Subaru-PFS / spt_target_uploader

A web application to validate and upload target lists with pointing simulations for PFS observation
https://pfs-etc.naoj.hawaii.edu/uploader/
MIT License
1 stars 0 forks source link

Memory efficient clustering algorithm #256

Closed monodera closed 2 months ago

monodera commented 3 months ago

Is your feature request related to a problem? Please describe. DBSCAN uses a lot of ram for a dense distribution. If there is a memory-efficient alternative, I'd like to switch to it. For example, ~45k objects in the COSMOS field uses all memory in the server including swaps, so it crashes with memory error.
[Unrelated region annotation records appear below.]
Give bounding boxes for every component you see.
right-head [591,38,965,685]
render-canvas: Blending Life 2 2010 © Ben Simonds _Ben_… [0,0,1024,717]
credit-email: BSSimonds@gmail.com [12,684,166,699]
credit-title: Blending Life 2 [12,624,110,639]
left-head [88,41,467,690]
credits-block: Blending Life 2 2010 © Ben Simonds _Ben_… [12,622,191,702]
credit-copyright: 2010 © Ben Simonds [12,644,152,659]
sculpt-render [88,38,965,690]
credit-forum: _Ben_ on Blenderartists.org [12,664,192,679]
Describe the solution you'd like Maybe HDBSCAN? I'm not sure.

Describe alternatives you've considered Ask to set more memory on the virtual machine (partly done).

monodera commented 3 months ago

@wanqqq31 Have you ever tested alternative clustering algorithms instead of DBSCAN? It seems to generate a distance matrix and the memory requirement would be up to O(n^2). If there is one providing similar-enough results with less memory usage like O(n) or O(nlogn), I'd like to consider it. I'll also google the possibilities.

monodera commented 3 months ago

I'm working on the issue/256-memory-efficient-clustering-algorithm branch to use HDBSCAN.

wanqqq31 commented 3 months ago

I see, I have not noted this problem before. I will also work on it to find a better algorithm.

monodera commented 3 months ago

I think the current version at the branch above works fine. I've deployed it to the dev URL.